This Is Happening

James Murphy, the disco-punk auteur who records as LCD Soundsystem, has become a star by doing the seemingly impossible: making his midlife crisis danceable. Early on This Is Happening, LCD’s third album, Murphy laments, “Every night’s a different story/It’s a 30-car pileup with you/Everybody’s getting younger/It’s the end of an era — it’s true.” That song, “Dance Yrself Clean,” is Murphy in a nutshell: It’s funk for neurotics, a worrywart’s litany set to a stomping beat.
Murphy emerged at the turn of the last decade as a producer of underground gems like the Rapture’s cowbell-laden floor-shaker “House of Jealous Lovers.” His crisp productions sent indie-rock wallflowers stampeding for the dance floor — and made disco punk the new It sound of urban bohemia.
As a frontman, Murphy managed to turn his disadvantages into his muse — to write about aging, anxiety and thirtysomething schlub-dom through the druggy haze of a Brooklyn loft party at 4 a.m. His terrific debut single, 2002’s “Losing My Edge,” found Murphy fretting hilariously about getting out-cooled by a new generation of hipsters. Murphy’s breakthrough album, 2007’s Sound of Silver, set complaints about aging, gentrification and loneliness to some of the catchiest and most electrifying music of the 2000s.
On This Is Happening, Murphy, now 40, remains a hipster, often expressing his emotions through quips, asides and allusions. Murphy has called the lead single, “Drunk Girls,” “dumb,” and he plays it like a frat-rock parody, yelping jokey aphorisms (“Drunk girls know that love is an astronaut/It comes back but it’s never the same”) amid a boozy shout-along chorus and clattering percussion.

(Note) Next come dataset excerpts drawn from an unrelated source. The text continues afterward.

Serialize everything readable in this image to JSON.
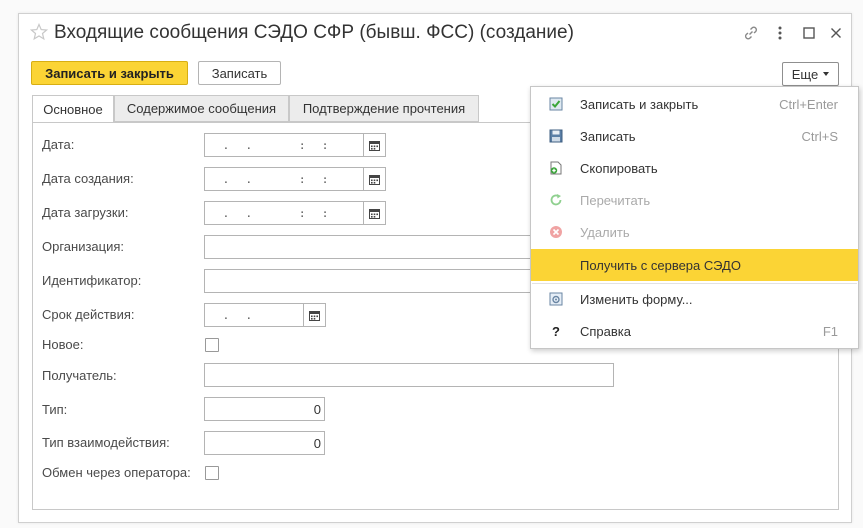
{
  "window": {
    "title": "Входящие сообщения СЭДО СФР (бывш. ФСС) (создание)"
  },
  "toolbar": {
    "save_close_label": "Записать и закрыть",
    "save_label": "Записать",
    "more_label": "Еще"
  },
  "tabs": [
    {
      "label": "Основное",
      "active": true
    },
    {
      "label": "Содержимое сообщения",
      "active": false
    },
    {
      "label": "Подтверждение прочтения",
      "active": false
    }
  ],
  "form": {
    "date": {
      "label": "Дата:",
      "value": " .  .      :  :"
    },
    "created": {
      "label": "Дата создания:",
      "value": " .  .      :  :"
    },
    "loaded": {
      "label": "Дата загрузки:",
      "value": " .  .      :  :"
    },
    "organization": {
      "label": "Организация:",
      "value": ""
    },
    "identifier": {
      "label": "Идентификатор:",
      "value": ""
    },
    "validity": {
      "label": "Срок действия:",
      "value": " .  ."
    },
    "is_new": {
      "label": "Новое:",
      "checked": false
    },
    "recipient": {
      "label": "Получатель:",
      "value": ""
    },
    "type": {
      "label": "Тип:",
      "value": "0"
    },
    "interaction_type": {
      "label": "Тип взаимодействия:",
      "value": "0"
    },
    "via_operator": {
      "label": "Обмен через оператора:",
      "checked": false
    }
  },
  "menu": {
    "items": [
      {
        "label": "Записать и закрыть",
        "shortcut": "Ctrl+Enter",
        "icon": "save-close-icon",
        "enabled": true
      },
      {
        "label": "Записать",
        "shortcut": "Ctrl+S",
        "icon": "floppy-icon",
        "enabled": true
      },
      {
        "label": "Скопировать",
        "shortcut": "",
        "icon": "copy-icon",
        "enabled": true
      },
      {
        "label": "Перечитать",
        "shortcut": "",
        "icon": "refresh-icon",
        "enabled": false
      },
      {
        "label": "Удалить",
        "shortcut": "",
        "icon": "delete-icon",
        "enabled": false
      },
      {
        "label": "Получить с сервера СЭДО",
        "shortcut": "",
        "icon": "",
        "enabled": true,
        "highlighted": true
      },
      {
        "label": "Изменить форму...",
        "shortcut": "",
        "icon": "form-settings-icon",
        "enabled": true
      },
      {
        "label": "Справка",
        "shortcut": "F1",
        "icon": "help-icon",
        "enabled": true
      }
    ]
  },
  "colors": {
    "accent": "#fbd435",
    "disabled_text": "#aaaaaa"
  }
}
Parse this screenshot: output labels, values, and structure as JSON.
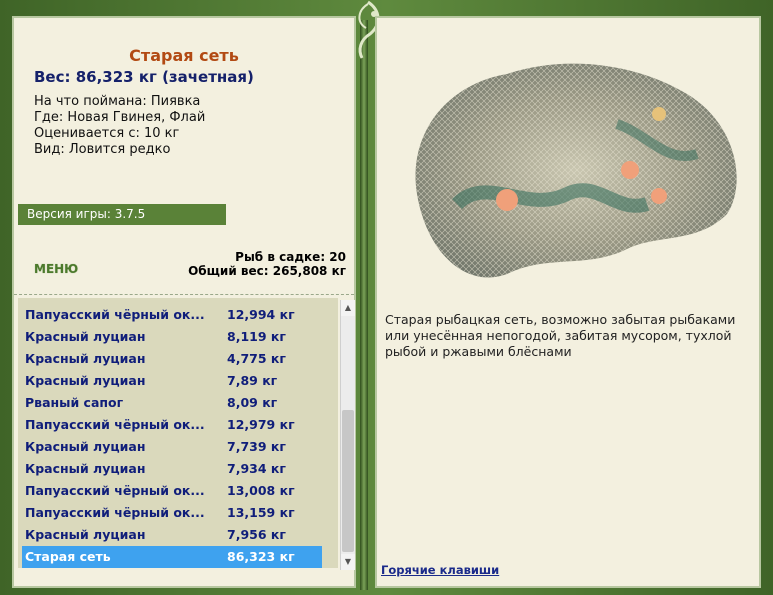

But Happening also includes Murphy’s most earnest, lovelorn songs. In “I Can Change,” he pleads, “I can change — if it helps you fall in love.” “All I Want,” the album’s centerpiece, is a romantic postmortem with echoes of Bowie’s “Heroes” and some seriously woebegone lyrics: “Wake with a start, and the dog and the girl are gone/So you pack up your things and head into the lame unknown,” Murphy sings.
Murphy mixes the organic and the synthetic, rock and electro, loud guitars and louder beats. Like any good dance producer, he excels at the art of tension and release. “Dance Yrself Clean” begins as a two-chord vamp, with a bass tolling over pattering percussion and a hurdy-gurdy organ line, before it erupts into fuzzy synth pop. The songs unfold gradually, adding layers and nuance; the album’s nine tracks average seven-plus minutes each.
The long songs reveal Murphy’s bottom-line agenda: He’s still a dance guy at heart, and he knows it’s his job to ignite parties and clubs. But he approaches dance music more like a folkie singer-songwriter than a DJ, as a vehicle for storytelling and confession. In Murphy’s world, dancing isn’t really about transcendence, or letting loose — try as you might to “dance yrself clean,” your crises, midlife and otherwise, follow you onto the floor. So crank up the music, and move your body, at 120 beats per minute or so, into the lame unknown.